Brandon Crone, a senior in high school during Cornette’s senior year, had committed to play basketball at Butler already.

“The program that he helped build up — because the program was trajecting up with him — was a lot because of his belief,” Crone said. “I think belief in himself, belief in Butler and then just the passion he played with.”

Crone said that Cornette didn’t keep that passion to himself.

“He will go down for me as one of the best pregame speakers you could ever have,” Crone said. “That guy would really fire you up. He just spoke with so much passion and it all came from a place of wanting Butler to win. That’s how much he loved this place.”

Cornette had such an impact on a young Crone, that Crone decided to take an extra step to preserve Cornette’s passion and belief. So, for all four seasons at Butler, Crone wore the No. 33 just as Cornette did.

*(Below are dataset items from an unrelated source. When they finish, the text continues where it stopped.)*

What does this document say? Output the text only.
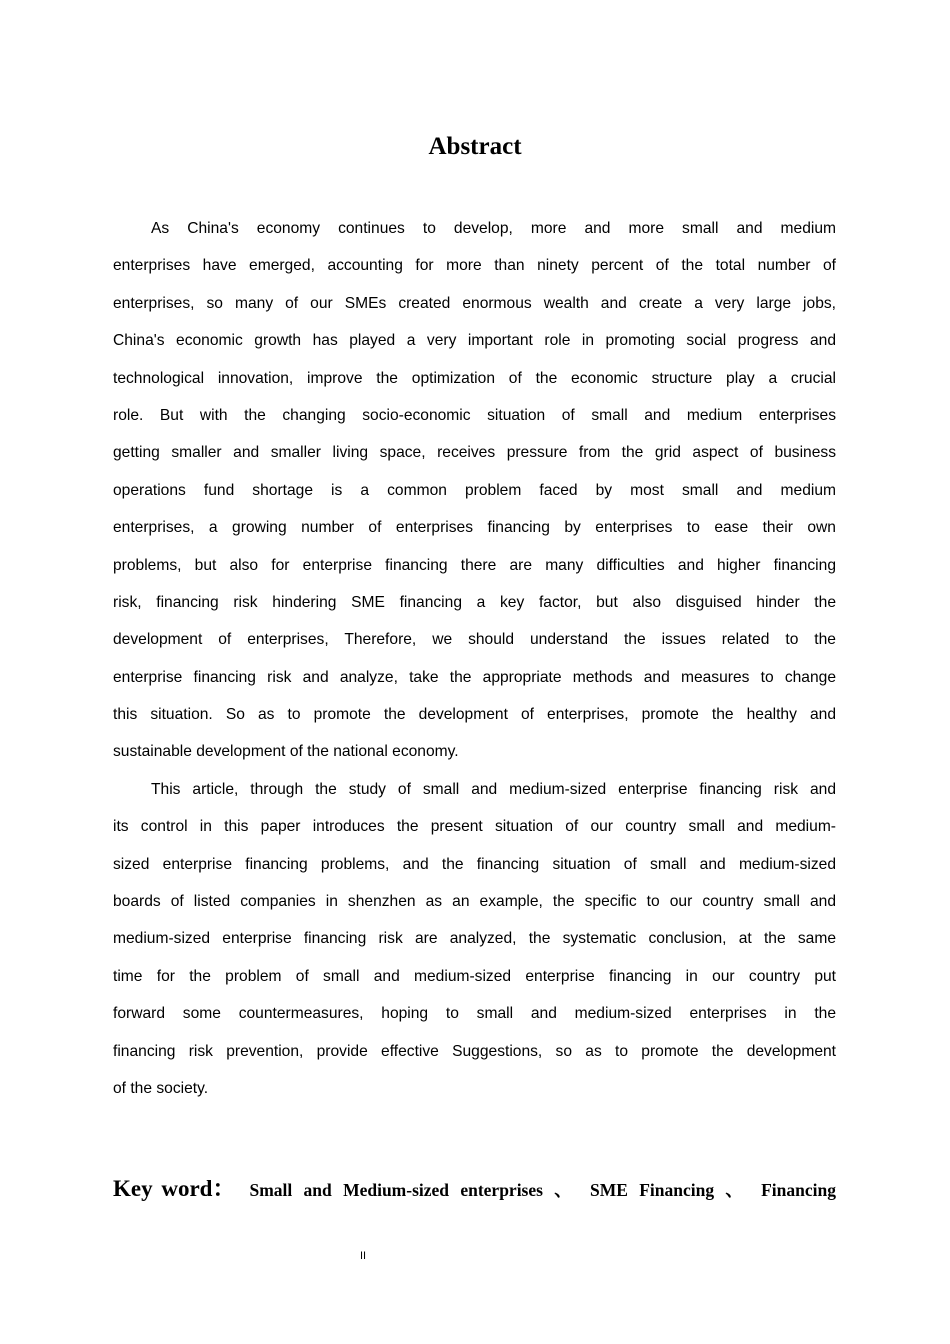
Abstract
As China's economy continues to develop, more and more small and medium
enterprises have emerged, accounting for more than ninety percent of the total number of
enterprises, so many of our SMEs created enormous wealth and create a very large jobs,
China's economic growth has played a very important role in promoting social progress and
technological innovation, improve the optimization of the economic structure play a crucial
role. But with the changing socio-economic situation of small and medium enterprises
getting smaller and smaller living space, receives pressure from the grid aspect of business
operations fund shortage is a common problem faced by most small and medium
enterprises, a growing number of enterprises financing by enterprises to ease their own
problems, but also for enterprise financing there are many difficulties and higher financing
risk, financing risk hindering SME financing a key factor, but also disguised hinder the
development of enterprises, Therefore, we should understand the issues related to the
enterprise financing risk and analyze, take the appropriate methods and measures to change
this situation. So as to promote the development of enterprises, promote the healthy and
sustainable development of the national economy.
This article, through the study of small and medium-sized enterprise financing risk and
its control in this paper introduces the present situation of our country small and medium-
sized enterprise financing problems, and the financing situation of small and medium-sized
boards of listed companies in shenzhen as an example, the specific to our country small and
medium-sized enterprise financing risk are analyzed, the systematic conclusion, at the same
time for the problem of small and medium-sized enterprise financing in our country put
forward some countermeasures, hoping to small and medium-sized enterprises in the
financing risk prevention, provide effective Suggestions, so as to promote the development
of the society.
Key word： Small and Medium-sized enterprises 、 SME Financing 、 Financing
II
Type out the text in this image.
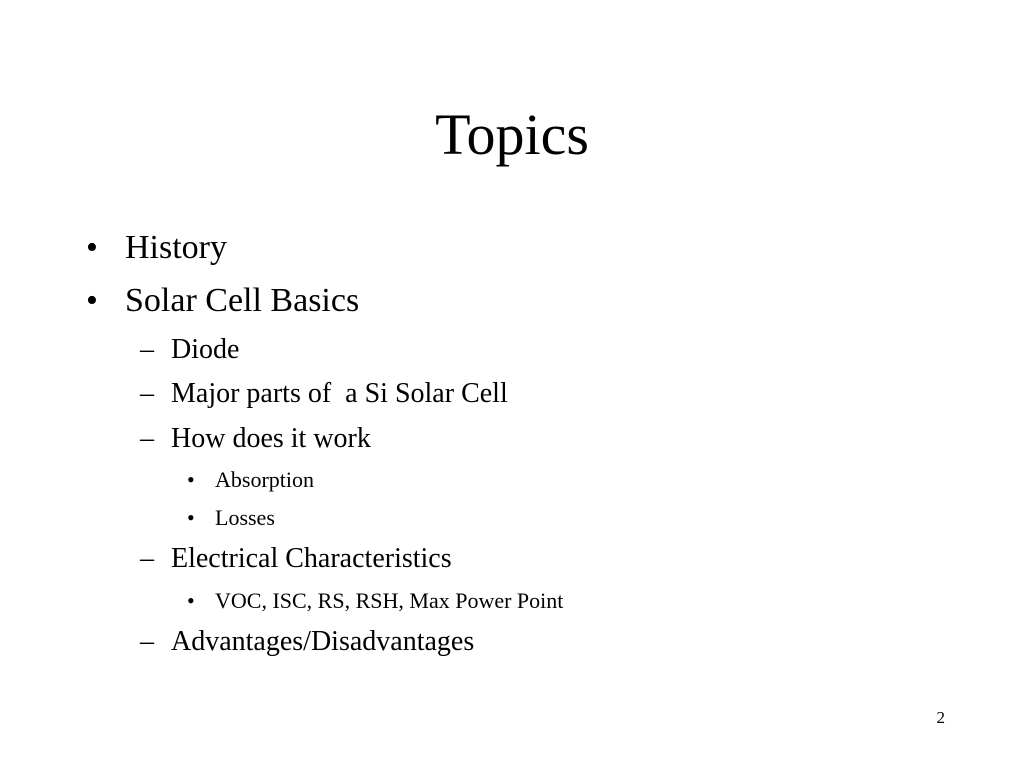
Topics
• History
• Solar Cell Basics
– Diode
– Major parts of  a Si Solar Cell
– How does it work
• Absorption
• Losses
– Electrical Characteristics
• VOC, ISC, RS, RSH, Max Power Point
– Advantages/Disadvantages
2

Years passed, and Butler basketball continued to gain relevance. But then, on Aug. 16, 2016, Cornette passed away at age 35.

Cornette’s message became even more important. Passion. Belief.

The team still holds onto these tenants and instills it in its players.

“With coach [LaVall] Jordan being teammates with him, a lot of that [what Cornette stood for], we try to put through to our players,” Crone said.

Cornette’s legacy extends beyond the No. 33. But the number is a tangible, physical thing that does its best to represent at least some of it.

For Butler’s basketball program, the No. 33 is Joel Cornette, it is the passion and belief that he stood for and it’s the program’s longlasting rise due to his efforts.


Can the number simultaneously represent all of these things within the confines of Hinkle Fieldhouse?

That was the question that faced the entire program when Golden expressed his desire to wear it this offseason.

Golden contacted the Cornette family to discuss it.

“He asked the Cornette family for permission, which I thought was honorable,” said LaVall Jordan, current head coach and former teammate of Joel Cornette.

After meeting Golden and hearing his reasoning, the Cornettes agreed that it would be fine for him to wear it.

Even if the family didn’t say so, the number comes with strings attached. Golden will have to prove that he deserves it.

“You definitely feel like you got to bring energy every night,” Golden said. “Like he would. It definitely gives me a little boost every time I go out and practice or play, whatever it is.”

Crone said he thinks Golden is up to the challenge.

“Bryce plays with a lot of passion as well, plays really, really hard and I think he definitely is a player that can kind of live up to that number,” he said.

Jordan sees similarities between the two already.

“Golden is a phenomenal young man in terms of their similarity as people,” Jordan said. “There’s a big, big, big spot in my heart for [Cornette] and his family. [Golden and Cornette] are ultra, ultra competitive. So it fits in terms of the 33 number.”

Basketball may just be a game and 33 may just be a number, but every time Golden puts on the No. 33 jersey at Hinkle Fieldhouse, to Golden, to the Cornettes, to Crone, to Jordan and to Butler basketball, it will mean so much more.